In the last month, I saw moms everywhere getting their children ready to return to school and I thought about how quickly those years passed.   Where did they go? It was really hard when my first child left for college – but I adjusted. There was still so much to do with two others at home. Then the second one left and it seemed so strange. We missed them both but threw ourselves into the activities of our youngest and savored the opportunity to have some special time with just him. Then he left for college too – and life seemed very empty at first. No more groups of loud teenagers, no more screaming at sports on TV, no more rushing off to practices or games, and no more late night bonfires with laughter ringing out in the darkness.
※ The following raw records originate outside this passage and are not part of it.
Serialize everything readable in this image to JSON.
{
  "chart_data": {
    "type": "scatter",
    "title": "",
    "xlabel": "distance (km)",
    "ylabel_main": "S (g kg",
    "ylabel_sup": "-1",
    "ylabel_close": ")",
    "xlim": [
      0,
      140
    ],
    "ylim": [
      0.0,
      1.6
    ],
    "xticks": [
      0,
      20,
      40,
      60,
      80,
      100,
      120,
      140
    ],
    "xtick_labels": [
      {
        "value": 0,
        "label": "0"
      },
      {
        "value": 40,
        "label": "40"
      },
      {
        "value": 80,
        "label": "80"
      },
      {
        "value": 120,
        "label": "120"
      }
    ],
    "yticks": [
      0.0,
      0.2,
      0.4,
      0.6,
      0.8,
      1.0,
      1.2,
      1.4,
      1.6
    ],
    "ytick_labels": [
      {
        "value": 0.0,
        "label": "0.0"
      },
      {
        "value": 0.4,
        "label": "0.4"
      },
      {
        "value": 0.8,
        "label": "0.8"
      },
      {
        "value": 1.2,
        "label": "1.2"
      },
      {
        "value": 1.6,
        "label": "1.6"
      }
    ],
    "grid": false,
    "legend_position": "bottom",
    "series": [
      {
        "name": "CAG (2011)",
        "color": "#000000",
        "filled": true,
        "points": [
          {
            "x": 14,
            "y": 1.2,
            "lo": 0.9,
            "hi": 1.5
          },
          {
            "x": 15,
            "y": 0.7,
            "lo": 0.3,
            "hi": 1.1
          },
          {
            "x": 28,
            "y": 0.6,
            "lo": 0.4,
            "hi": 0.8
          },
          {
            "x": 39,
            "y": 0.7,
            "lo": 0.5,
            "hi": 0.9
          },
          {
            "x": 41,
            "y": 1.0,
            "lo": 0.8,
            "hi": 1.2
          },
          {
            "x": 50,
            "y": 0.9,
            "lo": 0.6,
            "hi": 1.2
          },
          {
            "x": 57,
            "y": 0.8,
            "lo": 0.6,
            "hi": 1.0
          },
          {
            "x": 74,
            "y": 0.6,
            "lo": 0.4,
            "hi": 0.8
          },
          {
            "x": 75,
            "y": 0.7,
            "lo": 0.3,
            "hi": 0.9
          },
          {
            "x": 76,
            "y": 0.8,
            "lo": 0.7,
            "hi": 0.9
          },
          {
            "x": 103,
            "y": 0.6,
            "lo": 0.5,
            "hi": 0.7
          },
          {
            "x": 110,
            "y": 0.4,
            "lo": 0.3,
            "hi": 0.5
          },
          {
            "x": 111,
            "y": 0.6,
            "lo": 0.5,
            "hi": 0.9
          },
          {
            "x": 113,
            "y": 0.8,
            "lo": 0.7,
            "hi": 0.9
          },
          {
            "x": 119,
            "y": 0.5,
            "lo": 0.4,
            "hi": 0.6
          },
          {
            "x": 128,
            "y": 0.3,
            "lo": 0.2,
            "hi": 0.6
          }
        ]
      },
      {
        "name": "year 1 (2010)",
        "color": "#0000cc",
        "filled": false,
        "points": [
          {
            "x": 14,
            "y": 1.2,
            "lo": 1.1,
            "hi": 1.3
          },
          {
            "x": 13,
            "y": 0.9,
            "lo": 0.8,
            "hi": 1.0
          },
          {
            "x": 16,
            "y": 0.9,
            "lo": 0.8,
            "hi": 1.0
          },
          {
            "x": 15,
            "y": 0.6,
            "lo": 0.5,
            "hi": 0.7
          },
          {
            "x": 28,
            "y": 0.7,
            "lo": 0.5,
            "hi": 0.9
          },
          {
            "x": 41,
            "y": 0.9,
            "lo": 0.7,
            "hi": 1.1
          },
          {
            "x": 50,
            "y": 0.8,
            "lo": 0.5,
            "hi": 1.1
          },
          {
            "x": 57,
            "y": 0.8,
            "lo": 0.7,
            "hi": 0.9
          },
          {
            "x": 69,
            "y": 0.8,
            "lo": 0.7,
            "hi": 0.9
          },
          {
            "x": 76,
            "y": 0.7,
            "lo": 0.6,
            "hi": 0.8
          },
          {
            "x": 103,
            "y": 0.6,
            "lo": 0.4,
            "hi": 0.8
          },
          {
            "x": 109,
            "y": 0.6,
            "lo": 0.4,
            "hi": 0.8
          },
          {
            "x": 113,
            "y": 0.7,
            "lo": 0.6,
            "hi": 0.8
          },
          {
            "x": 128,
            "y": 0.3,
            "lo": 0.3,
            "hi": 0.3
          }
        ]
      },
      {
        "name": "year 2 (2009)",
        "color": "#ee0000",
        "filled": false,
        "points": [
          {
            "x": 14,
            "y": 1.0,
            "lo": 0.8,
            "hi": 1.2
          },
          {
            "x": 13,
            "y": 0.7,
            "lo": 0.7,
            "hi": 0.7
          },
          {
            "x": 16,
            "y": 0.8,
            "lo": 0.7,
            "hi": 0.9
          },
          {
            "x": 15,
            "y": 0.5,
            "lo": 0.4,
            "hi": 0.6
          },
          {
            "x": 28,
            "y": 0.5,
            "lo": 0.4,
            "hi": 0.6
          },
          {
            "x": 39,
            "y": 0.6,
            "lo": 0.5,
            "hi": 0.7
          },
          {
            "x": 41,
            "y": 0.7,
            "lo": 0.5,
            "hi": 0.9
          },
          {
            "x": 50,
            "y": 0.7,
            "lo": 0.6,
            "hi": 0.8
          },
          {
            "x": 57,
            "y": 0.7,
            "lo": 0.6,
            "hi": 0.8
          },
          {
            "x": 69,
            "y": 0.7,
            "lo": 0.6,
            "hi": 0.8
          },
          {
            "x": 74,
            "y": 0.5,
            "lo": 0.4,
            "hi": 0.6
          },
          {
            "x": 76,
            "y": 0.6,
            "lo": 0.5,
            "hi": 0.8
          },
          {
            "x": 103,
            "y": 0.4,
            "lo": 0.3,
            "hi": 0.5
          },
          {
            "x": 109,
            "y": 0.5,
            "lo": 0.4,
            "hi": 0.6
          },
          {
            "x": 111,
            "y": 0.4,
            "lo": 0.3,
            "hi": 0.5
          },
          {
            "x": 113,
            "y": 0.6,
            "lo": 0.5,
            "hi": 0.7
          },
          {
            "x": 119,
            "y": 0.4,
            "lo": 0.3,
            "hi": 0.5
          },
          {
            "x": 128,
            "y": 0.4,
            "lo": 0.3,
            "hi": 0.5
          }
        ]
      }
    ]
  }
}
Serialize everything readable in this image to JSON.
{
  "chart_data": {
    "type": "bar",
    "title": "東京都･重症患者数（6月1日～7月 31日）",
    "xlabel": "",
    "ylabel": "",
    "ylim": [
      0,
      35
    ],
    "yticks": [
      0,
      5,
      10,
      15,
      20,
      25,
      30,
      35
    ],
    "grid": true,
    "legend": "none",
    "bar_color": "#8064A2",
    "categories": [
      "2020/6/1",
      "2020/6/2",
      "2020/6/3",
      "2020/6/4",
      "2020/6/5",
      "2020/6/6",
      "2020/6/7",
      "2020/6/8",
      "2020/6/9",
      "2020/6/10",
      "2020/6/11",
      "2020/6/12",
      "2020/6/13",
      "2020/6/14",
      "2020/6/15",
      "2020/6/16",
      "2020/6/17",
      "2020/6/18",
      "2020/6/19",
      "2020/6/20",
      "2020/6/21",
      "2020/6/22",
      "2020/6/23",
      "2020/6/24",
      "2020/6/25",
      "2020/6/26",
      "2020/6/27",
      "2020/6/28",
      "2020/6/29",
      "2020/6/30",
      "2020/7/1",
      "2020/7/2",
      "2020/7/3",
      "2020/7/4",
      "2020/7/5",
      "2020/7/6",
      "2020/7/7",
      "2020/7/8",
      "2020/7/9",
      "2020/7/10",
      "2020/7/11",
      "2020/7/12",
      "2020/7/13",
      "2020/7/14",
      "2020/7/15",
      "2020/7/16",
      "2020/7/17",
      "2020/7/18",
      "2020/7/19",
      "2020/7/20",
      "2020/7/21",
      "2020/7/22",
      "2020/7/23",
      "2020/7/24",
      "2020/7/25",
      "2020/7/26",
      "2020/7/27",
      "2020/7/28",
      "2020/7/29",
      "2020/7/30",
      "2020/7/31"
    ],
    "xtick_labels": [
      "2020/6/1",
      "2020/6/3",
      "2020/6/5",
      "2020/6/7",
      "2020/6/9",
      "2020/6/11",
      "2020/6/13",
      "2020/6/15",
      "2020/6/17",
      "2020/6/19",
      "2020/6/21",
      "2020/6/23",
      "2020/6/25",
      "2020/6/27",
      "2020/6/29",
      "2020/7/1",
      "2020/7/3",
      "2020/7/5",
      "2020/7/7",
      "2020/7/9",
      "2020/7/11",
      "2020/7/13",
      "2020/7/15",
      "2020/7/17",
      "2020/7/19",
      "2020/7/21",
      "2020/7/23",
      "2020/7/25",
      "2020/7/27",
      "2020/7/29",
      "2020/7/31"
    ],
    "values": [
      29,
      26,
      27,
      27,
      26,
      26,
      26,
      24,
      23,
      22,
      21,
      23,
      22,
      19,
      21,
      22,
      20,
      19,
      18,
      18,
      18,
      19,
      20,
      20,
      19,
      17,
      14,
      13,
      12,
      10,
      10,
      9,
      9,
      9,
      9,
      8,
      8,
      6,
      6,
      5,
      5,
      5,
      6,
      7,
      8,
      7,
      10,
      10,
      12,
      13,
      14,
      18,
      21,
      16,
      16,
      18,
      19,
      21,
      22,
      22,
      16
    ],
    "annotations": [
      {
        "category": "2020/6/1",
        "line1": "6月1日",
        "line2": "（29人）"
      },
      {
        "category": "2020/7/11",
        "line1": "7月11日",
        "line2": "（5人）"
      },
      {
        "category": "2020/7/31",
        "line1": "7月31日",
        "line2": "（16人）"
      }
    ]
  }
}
It took awhile to adjust to having an empty nest. Keeping busy at work helped filled the days, but the nights and weekends were harder.

One of the hardest things that many of us moms struggle with is the need to feel needed by our kids. So much of our identity is wrapped up in being a mother and fulfilling the needs of our family. When they leave home it can make us feel like we’re not needed anymore and question who we are as a person. They’re off on their own and they’re managing without us. But you know what? They still need us – in different ways than before- but they still need us. And not just for money to help them get through college. They need our unconditional love, our moral support and our guidance – and sometimes they even now ask for our opinions! They are becoming independent, successful adults. And I see an appreciation and love from them for us that I didn’t see so much before they left home. And I think that that means we’ve done a pretty good job at being parents. Not perfect – there is no such thing as a perfect parent. But pretty good.

Over time, I have learned to embrace having fewer demands on my time. I have more time to relax and do things that I enjoy. I’ve found new interests and taken on new challenges. It’s actually become a very enjoyable phase of life with the freedom to do whatever I want and the time and energy to become closer to my husband.   I still miss the kids and greatly enjoy connecting with them through texts (frequently), calls (rarely), skyping, and occasional visits. But the emptiness and loneliness I felt after they leave for another school year has lessened with each good-bye. They’re all following their own paths in three different states now and wont’ be coming home much anymore except for holidays. They’re gone from home, but they’ll never be gone from my heart. And I know we’ll never be gone from their hearts either.